At Twitter, blacks and Latinos make up only 6% of all employees, and that's hardly unique.
Code, switched: As much as venture capitalists tout themselves as risk-takers, many of them are looking to make money in familiar ways, with familiar faces: white boys armed with all of the right cultural catchphrases.
"So when someone fits the pattern — white or Asian, went to Stanford, then went to Google — they'll say, 'That person knows what they're doing,' or 'They'll figure it out either way,'" Joseph said. "And they'll write that person a $2 million check."
But when people of color who don't fit the typical template come along, even ones with Ivy League educations and sterling business experience, they don't get the benefit of the doubt.
Risk-taking behavior and nontraditional backgrounds are often read as assets for white founders, but the same traits can be cast as recklessness or inexperience for people of color. Drop out of Harvard to launch a startup? Get this young Zuckerberg some money! But take time off from the historically black Howard University to get an engineering job, as one coder found, and interviewers pump the breaks.
Source: Soundcloud
Some investors within Silicon Valley's homogenous culture found it so difficult to imagine an African-American male as a CEO that Matt Joseph's pitch meetings included scattered comparisons to random black celebrities from outside technology.
One VC said Joseph reminded him of Jesse Jackson because he spoke with "good cadence and good tone." The investor suggested he try his hand at being a politician. Another potential investor started a meeting by saying Joseph looked like Pharrell Williams, then spent 30 minutes talking about music before telling Joseph he wasn't the right fit.
A potential investor started a meeting by saying Joseph looked like Pharrell — then told him he wasn't the right fit.
In Joseph's experience, potential investors raised the bar to a significantly higher standard when meeting with him. His experience echoes the mantra that people of color have to be twice as good, and work twice as hard, as white counterparts — just to be considered equals.
One investor he met with, for example, spent two minutes rolling his eyes, checking his phone and pacing the room before declaring that Joseph didn't have the "elite business experience" he looked for in other founders.
One VC said Joseph reminded him of Jesse Jackson, because he spoke with "good cadence and good tone"
"I looked up his portfolio, and he'd invested in people less experienced than me by every mark," Joseph said. "I could only infer he had a different standard for me than other founders."
What can be done: Joseph believes the first step to solving these problems is to look around your own workplace and intentionally begin the conversation within a company's network. Ask explicitly for these stories, and they're bound to surface.
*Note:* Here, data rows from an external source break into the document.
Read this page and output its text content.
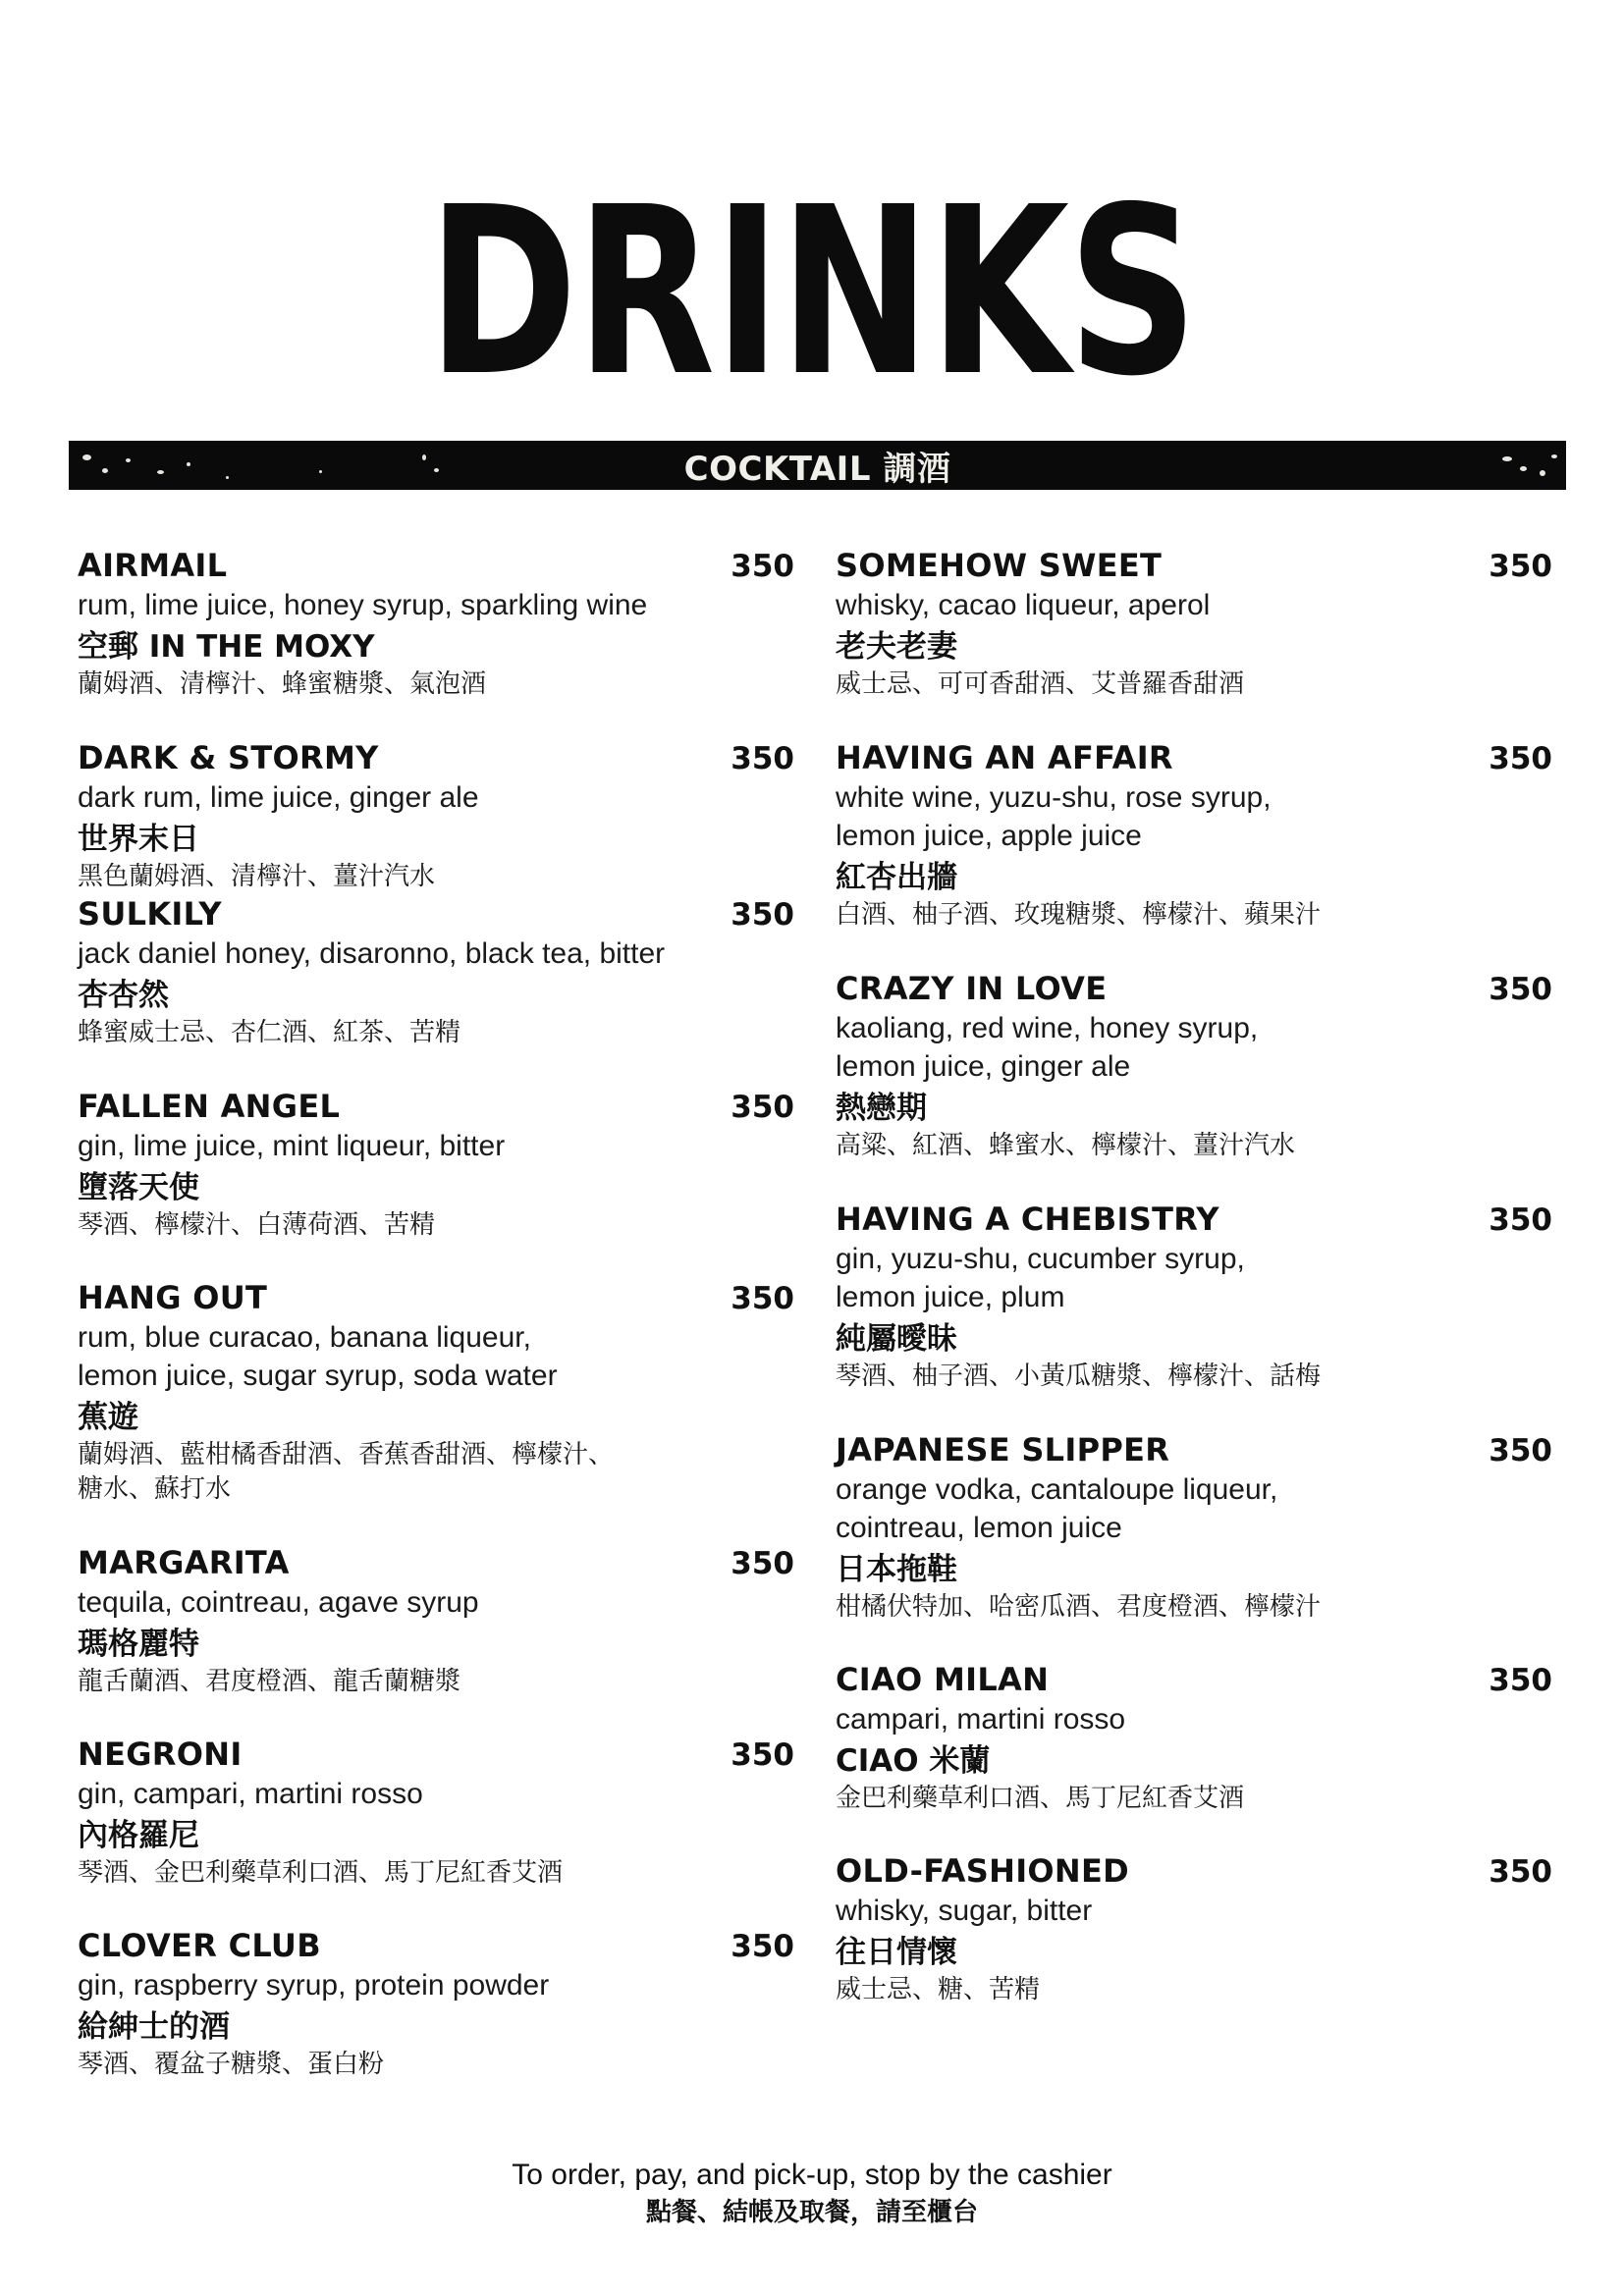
DRINKS
COCKTAIL 調酒
AIRMAIL	350
rum, lime juice, honey syrup, sparkling wine
空郵 IN THE MOXY
蘭姆酒、清檸汁、蜂蜜糖漿、氣泡酒
DARK & STORMY	350
dark rum, lime juice, ginger ale
世界末日
黑色蘭姆酒、清檸汁、薑汁汽水
SULKILY	350
jack daniel honey, disaronno, black tea, bitter
杏杏然
蜂蜜威士忌、杏仁酒、紅茶、苦精
FALLEN ANGEL	350
gin, lime juice, mint liqueur, bitter
墮落天使
琴酒、檸檬汁、白薄荷酒、苦精
HANG OUT	350
rum, blue curacao, banana liqueur,
lemon juice, sugar syrup, soda water
蕉遊
蘭姆酒、藍柑橘香甜酒、香蕉香甜酒、檸檬汁、
糖水、蘇打水
MARGARITA	350
tequila, cointreau, agave syrup
瑪格麗特
龍舌蘭酒、君度橙酒、龍舌蘭糖漿
NEGRONI	350
gin, campari, martini rosso
內格羅尼
琴酒、金巴利藥草利口酒、馬丁尼紅香艾酒
CLOVER CLUB	350
gin, raspberry syrup, protein powder
給紳士的酒
琴酒、覆盆子糖漿、蛋白粉
SOMEHOW SWEET	350
whisky, cacao liqueur, aperol
老夫老妻
威士忌、可可香甜酒、艾普羅香甜酒
HAVING AN AFFAIR	350
white wine, yuzu-shu, rose syrup,
lemon juice, apple juice
紅杏出牆
白酒、柚子酒、玫瑰糖漿、檸檬汁、蘋果汁
CRAZY IN LOVE	350
kaoliang, red wine, honey syrup,
lemon juice, ginger ale
熱戀期
高粱、紅酒、蜂蜜水、檸檬汁、薑汁汽水
HAVING A CHEBISTRY	350
gin, yuzu-shu, cucumber syrup,
lemon juice, plum
純屬曖昧
琴酒、柚子酒、小黃瓜糖漿、檸檬汁、話梅
JAPANESE SLIPPER	350
orange vodka, cantaloupe liqueur,
cointreau, lemon juice
日本拖鞋
柑橘伏特加、哈密瓜酒、君度橙酒、檸檬汁
CIAO MILAN	350
campari, martini rosso
CIAO 米蘭
金巴利藥草利口酒、馬丁尼紅香艾酒
OLD-FASHIONED	350
whisky, sugar, bitter
往日情懷
威士忌、糖、苦精
To order, pay, and pick-up, stop by the cashier
點餐、結帳及取餐，請至櫃台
"Before you identity your own subconscious bias, you need to look to people who can show you their experiences," he said.
Another solution is to directly create pipelines for people of color to enter technology by providing tangible support from education all the way up through funding. Joseph cites Google for Entrepreneurs as doing exemplary work.
Beyond unconscious bias training, nothing demonstrates confidence in diversity like cold, hard cash that founders can use to build businesses, become role models and pave the way for other founders of color.
This week, Joseph walks into another round of fundraising, a seed extension to build his four-person company into a dozen employees. He's not worried that the tweetstorm will alienate too many investors, and even then, he's resolute that those investors aren't the ones he wants to work with in the first place.
"I hope it doesn't negatively affect my ability to fundraise, but if people are now more able to consider stories of bias, than we did our job and it was worth it," Joseph said.